El historietista habló de su última obra ‘Solo seis’, de su trayectoria y de la evolución del cómic en Canarias en los últimos tiempos.
Eduardo González vuelve a la carga este año con un nuevo cómic: Solo seis. La historia de Salimata Sangare. La obra, publicada por Ediciones Idea y la Fundación Cine+Cómics, es una adaptación del libro de reportajes Héroes de Ébano del periodista Juan Manuel Pardellas, en la que se trata la llegada de un barco de personas inmigrantes a las costas de Canarias desde África en abril de 2003. Solo seis personas sobrevivieron el trayecto, de ahí el título del cómic. Recientemente, González fue entrevistado sobre este tebeo y su trayectoria por el periodista italiano Thomas Villa. La entrevista fue publicada por Tebeosfera en el último número de su revista, el 30 de la tercera época.
González explicó que la obra fue una propuesta del presidente de la Fundación Cine+Cómics, Francisco Pomares, siendo la cuarta adaptación literaria que realiza tras Mararía, La pistola que Millán Astray le regaló a mi abuelo y La Lapa, textos de autoría canaria. Sin embargo, a diferencia de todos ellos —excepto La pistola que Millán Astray le regaló a mi abuelo—, Héroes de Ebano era una historia real.
El hecho de que se tratase de un texto periodístico supuso un doble reto para el historietista. Por un lado, tenía una responsabilidad añadida hacia las personas que estaba representando, varias de ellas aún vivas a día de hoy. Además, estaba el hecho de que era una serie de reportajes y no un texto literario.
En su obra, González intentó mantenerse lo más fiel posible al libro de Pardellas, como ya había hecho en las otras adaptaciones que había realizado. Sin embargo, confesó profundizar más en la relación entre Salimata Sangare y su mejor amiga, que en el texto original es una parte muy escueta, pero sin inventar nada.
Por otro lado, González habló del apartado artístico de Solo Seis. Aunque la obra es en blanco y negro, en algunas ocasiones aparece el uso del color, algo que le sugirió Pomares.

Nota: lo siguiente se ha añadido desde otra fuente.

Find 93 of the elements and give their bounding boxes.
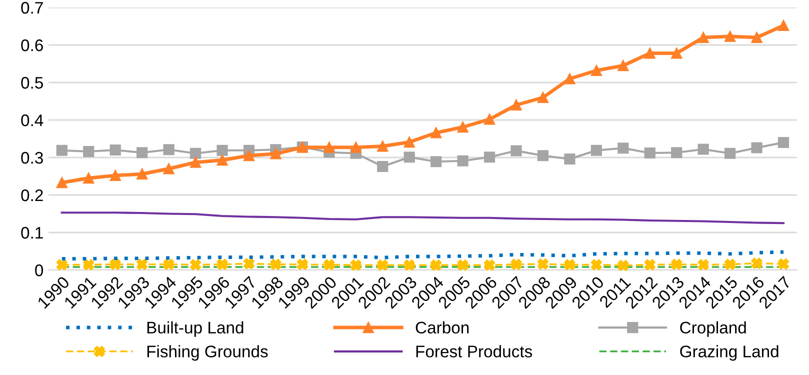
point <box>590 144 602 156</box>
point <box>83 259 94 270</box>
point <box>590 259 602 270</box>
point <box>377 140 388 152</box>
y-tick-label: 0.2 <box>21 189 43 202</box>
point <box>698 144 709 155</box>
point <box>644 48 656 59</box>
legend-label: Cropland <box>680 321 746 337</box>
point <box>216 258 228 270</box>
point <box>698 259 709 270</box>
point <box>216 154 228 166</box>
point <box>83 172 94 184</box>
point <box>377 160 388 172</box>
point <box>590 64 602 76</box>
point <box>618 60 629 72</box>
point <box>190 259 202 270</box>
legend-label: Grazing Land <box>680 345 778 361</box>
point <box>671 48 682 59</box>
point <box>484 260 496 271</box>
y-tick-label: 0.4 <box>21 114 44 126</box>
point <box>430 127 442 138</box>
point <box>190 148 202 159</box>
line-series <box>60 212 785 224</box>
point <box>510 145 522 156</box>
point <box>724 258 736 270</box>
y-tick-label: 0.6 <box>21 39 43 52</box>
point <box>377 260 388 271</box>
point <box>751 142 762 154</box>
point <box>430 260 442 271</box>
point <box>163 258 174 270</box>
point <box>136 168 148 180</box>
legend-label: Built-up Land <box>147 321 244 337</box>
point <box>644 259 656 270</box>
point <box>618 142 629 154</box>
point <box>537 258 549 270</box>
point <box>564 73 576 84</box>
point <box>110 144 121 156</box>
point <box>324 259 335 270</box>
point <box>350 260 362 271</box>
point <box>243 150 255 162</box>
point <box>110 170 121 182</box>
point <box>537 92 549 104</box>
point <box>510 99 522 111</box>
point <box>83 146 94 158</box>
point <box>644 147 656 159</box>
y-tick-label: 0.5 <box>21 76 43 89</box>
point <box>243 258 255 270</box>
point <box>724 148 736 159</box>
point <box>484 114 496 125</box>
point <box>778 258 790 270</box>
point <box>324 142 335 153</box>
point <box>671 147 682 158</box>
point <box>296 258 308 270</box>
point <box>270 148 282 160</box>
point <box>457 155 468 166</box>
point <box>404 136 415 148</box>
point <box>270 258 282 270</box>
point <box>457 260 468 271</box>
point <box>404 152 415 163</box>
point <box>56 177 68 188</box>
point <box>510 258 522 270</box>
point <box>56 259 68 270</box>
point <box>564 259 576 270</box>
y-tick-label: 0.3 <box>21 152 43 164</box>
legend-label: Carbon <box>416 321 469 334</box>
point <box>163 144 174 156</box>
point <box>698 32 709 44</box>
point <box>778 136 790 148</box>
point <box>751 258 762 269</box>
point <box>618 260 629 272</box>
point <box>136 258 148 270</box>
legend-label: Fishing Grounds <box>147 345 268 361</box>
point <box>751 32 762 44</box>
point <box>564 153 576 165</box>
point <box>724 30 736 42</box>
point <box>457 122 468 133</box>
point <box>56 144 68 156</box>
point <box>430 156 442 168</box>
point <box>163 163 174 174</box>
point <box>671 258 682 270</box>
y-tick-label: 0.7 <box>21 2 43 14</box>
point <box>136 147 148 158</box>
point <box>110 258 121 270</box>
legend-label: Forest Products <box>416 345 532 358</box>
point <box>778 20 790 32</box>
point <box>216 144 228 156</box>
y-tick-label: 0 <box>35 264 44 276</box>
point <box>484 152 496 163</box>
point <box>404 260 415 271</box>
y-tick-label: 0.1 <box>21 226 43 239</box>
point <box>190 156 202 168</box>
point <box>537 150 549 162</box>
point <box>350 142 362 153</box>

Él se decantó por el rojo para representar el mar cuando los personajes están atrapados. Su objetivo era transmitir al lector una sensación de peligro y representar el mar como una mancha de sangre.
A lo largo de la entrevista, el historietista también abordó su trayectoria y los cambios que ha sufrido el cómic canario en los últimos treinta años. Recordó que la insularidad siempre fue un gran problema a la hora de trabajar en la industria, ya que dificultaba el contacto con las editoriales. Por ello, agradeció el impulso que la Fundación le ha dado a la historieta en las islas, publicando a autores locales y noveles junto con Ediciones Idea, recuperando el Salón Internacional del Cómic y la Ilustración de Tenerife y abriendo nuevos espacios dedicados al Noveno Arte, como su sede o la Casa de la Historieta Manuel Darias, entre otras acciones.
Asimismo, abordó sus próximos proyectos, la mayoría con guionistas o adaptaciones literarias. Reveló que, entre todos ellos, hay uno personal, una recopilación de historias cortas similar a la que hizo en Dentro de la noche, obra publicada a nivel nacional por Astiberri en el año 2011.